Esta misma actitud melindrosa y acomplejada está manifestándose también con el reciente anuncio de la moción de censura frente a Pedro Sánchez promovida por Vox. Que tiene todo el derecho constitucional a plantearla frente al actual Presidente del Gobierno, como éste mismo hizo hace dos años frente a Mariano Rajoy, aunque la aritmética parlamentaria la condene a un más que previsible fracaso. Como han fracasado tres de las cuatro promovidas en España desde 1978. No cabe utilizar en este caso varas de medir diferentes para deslegitimar a Vox, ya que los instrumentos constitucionales como la moción de censura cumplen, además de las propias, otras funciones complementarias como visibilizar a la oposición, desgastar al Gobierno y poner en evidencia contradicciones y nervios en quienes ejercen el poder, aunque no logren descabalgarles de él. Cualquier instrumento legítimo puede ser utilizado por los partidos que integran el arco parlamentario. Y eso resulta perfectamente acorde con el texto constitucional y a nadie debería alarmar o avergonzar, venga de quien venga.

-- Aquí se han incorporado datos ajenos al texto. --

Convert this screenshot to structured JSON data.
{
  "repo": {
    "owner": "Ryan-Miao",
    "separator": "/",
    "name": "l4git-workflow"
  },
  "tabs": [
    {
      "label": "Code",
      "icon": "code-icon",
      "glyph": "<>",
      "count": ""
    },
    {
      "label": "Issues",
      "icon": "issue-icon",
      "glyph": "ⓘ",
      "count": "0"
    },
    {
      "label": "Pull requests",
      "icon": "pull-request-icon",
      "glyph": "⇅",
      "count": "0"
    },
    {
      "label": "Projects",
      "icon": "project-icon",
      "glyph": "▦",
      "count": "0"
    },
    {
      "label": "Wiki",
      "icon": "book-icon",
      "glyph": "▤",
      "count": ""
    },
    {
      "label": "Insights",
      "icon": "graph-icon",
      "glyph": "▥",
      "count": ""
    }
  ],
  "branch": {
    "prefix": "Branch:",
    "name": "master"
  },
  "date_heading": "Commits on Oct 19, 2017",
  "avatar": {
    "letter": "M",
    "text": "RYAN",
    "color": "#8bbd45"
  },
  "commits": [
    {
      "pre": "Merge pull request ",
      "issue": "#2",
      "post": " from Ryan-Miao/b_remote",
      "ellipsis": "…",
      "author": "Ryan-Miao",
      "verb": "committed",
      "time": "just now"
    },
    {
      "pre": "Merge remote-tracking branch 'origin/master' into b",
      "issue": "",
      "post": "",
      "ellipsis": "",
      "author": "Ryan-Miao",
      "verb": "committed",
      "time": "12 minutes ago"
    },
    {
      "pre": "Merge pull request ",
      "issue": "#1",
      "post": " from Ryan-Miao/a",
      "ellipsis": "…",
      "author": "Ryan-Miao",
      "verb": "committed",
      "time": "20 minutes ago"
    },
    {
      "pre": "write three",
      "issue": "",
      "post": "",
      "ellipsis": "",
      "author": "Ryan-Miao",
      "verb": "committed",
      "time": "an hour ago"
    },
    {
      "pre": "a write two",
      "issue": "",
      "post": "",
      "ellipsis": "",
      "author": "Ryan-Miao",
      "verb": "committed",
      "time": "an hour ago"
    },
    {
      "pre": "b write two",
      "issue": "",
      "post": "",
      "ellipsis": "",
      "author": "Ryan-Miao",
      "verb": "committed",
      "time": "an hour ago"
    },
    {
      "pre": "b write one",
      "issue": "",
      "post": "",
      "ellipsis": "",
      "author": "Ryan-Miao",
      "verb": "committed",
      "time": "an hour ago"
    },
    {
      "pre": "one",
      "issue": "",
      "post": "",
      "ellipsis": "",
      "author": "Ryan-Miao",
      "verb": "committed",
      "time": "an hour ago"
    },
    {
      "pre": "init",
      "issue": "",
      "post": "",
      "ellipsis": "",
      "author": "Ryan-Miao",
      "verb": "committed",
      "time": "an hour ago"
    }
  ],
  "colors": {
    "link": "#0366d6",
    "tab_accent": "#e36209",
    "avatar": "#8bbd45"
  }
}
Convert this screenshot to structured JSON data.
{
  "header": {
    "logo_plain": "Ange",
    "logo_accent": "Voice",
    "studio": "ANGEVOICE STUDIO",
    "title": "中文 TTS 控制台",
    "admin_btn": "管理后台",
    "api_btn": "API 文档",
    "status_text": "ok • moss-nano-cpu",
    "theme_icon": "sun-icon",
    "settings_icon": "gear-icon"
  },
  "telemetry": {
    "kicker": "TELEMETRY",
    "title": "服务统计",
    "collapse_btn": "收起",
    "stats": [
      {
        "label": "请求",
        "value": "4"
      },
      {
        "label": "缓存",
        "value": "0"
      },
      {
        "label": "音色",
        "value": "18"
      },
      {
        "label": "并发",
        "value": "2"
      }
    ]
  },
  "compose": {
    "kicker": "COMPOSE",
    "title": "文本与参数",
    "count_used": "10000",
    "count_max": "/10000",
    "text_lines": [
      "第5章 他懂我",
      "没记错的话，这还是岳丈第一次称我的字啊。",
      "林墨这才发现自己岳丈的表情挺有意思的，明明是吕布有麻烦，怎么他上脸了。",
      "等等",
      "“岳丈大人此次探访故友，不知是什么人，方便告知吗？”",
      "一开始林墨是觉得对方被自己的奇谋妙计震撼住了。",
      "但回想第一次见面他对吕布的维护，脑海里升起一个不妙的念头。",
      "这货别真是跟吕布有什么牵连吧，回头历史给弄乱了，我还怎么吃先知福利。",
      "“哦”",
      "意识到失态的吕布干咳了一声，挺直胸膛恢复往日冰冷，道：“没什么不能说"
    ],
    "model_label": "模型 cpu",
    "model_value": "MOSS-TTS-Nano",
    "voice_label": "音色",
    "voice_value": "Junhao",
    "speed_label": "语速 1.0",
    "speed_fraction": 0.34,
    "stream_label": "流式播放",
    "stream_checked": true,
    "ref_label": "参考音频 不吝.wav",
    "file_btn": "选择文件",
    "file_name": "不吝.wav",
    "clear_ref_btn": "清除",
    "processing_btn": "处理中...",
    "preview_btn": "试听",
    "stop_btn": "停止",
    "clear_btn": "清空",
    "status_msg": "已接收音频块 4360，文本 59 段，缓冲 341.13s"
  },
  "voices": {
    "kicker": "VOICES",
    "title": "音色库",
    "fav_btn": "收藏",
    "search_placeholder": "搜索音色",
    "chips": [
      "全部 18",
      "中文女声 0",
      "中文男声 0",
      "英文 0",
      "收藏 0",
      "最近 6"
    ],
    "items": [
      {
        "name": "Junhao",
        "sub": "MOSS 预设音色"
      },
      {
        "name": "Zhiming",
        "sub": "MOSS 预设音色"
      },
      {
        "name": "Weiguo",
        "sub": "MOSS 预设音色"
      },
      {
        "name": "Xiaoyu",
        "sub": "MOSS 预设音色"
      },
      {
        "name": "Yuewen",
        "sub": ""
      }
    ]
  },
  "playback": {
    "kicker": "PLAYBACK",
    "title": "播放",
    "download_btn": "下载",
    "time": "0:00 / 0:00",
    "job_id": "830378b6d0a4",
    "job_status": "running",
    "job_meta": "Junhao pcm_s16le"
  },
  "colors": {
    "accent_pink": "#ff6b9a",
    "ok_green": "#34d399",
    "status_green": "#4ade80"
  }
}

Lo que ya se entiende peor es el rechazo a la moción de censura por parte de PP y Ciudadanos simplemente porque venga promovida por Vox. Es evidente que un gran número de ciudadanos españoles censura la gestión de la pandemia realizada por el Gobierno actual. Si algunos se desmarcan de la iniciativa, deberían aclarar bien a los españoles su estrategia de oposición, desmontando con eficacia la obsesión de Sánchez de meter continuamente miedo a la “ultraderecha”. Si PP y Ciudadanos consideran tan deficiente y mejorable la gestión de Pedro Sánchez desde que se declaró el estado de alarma deberían apoyar la moción, o bien explicar con gran claridad su alternativa de futuro. Cualquier otra actitud pasiva sería rendirse vergonzantemente ante el mainstream mediático promovido por la izquierda y, lo que es más grave, renunciar a abanderar un proyecto de país diferente y mejor gestionado que el que ahora padecemos. Sólo por inconfesables y patéticos complejos. Hacer oposición nunca refuerza al enemigo. Lo que le refuerza de verdad es esperar y no hacer nada.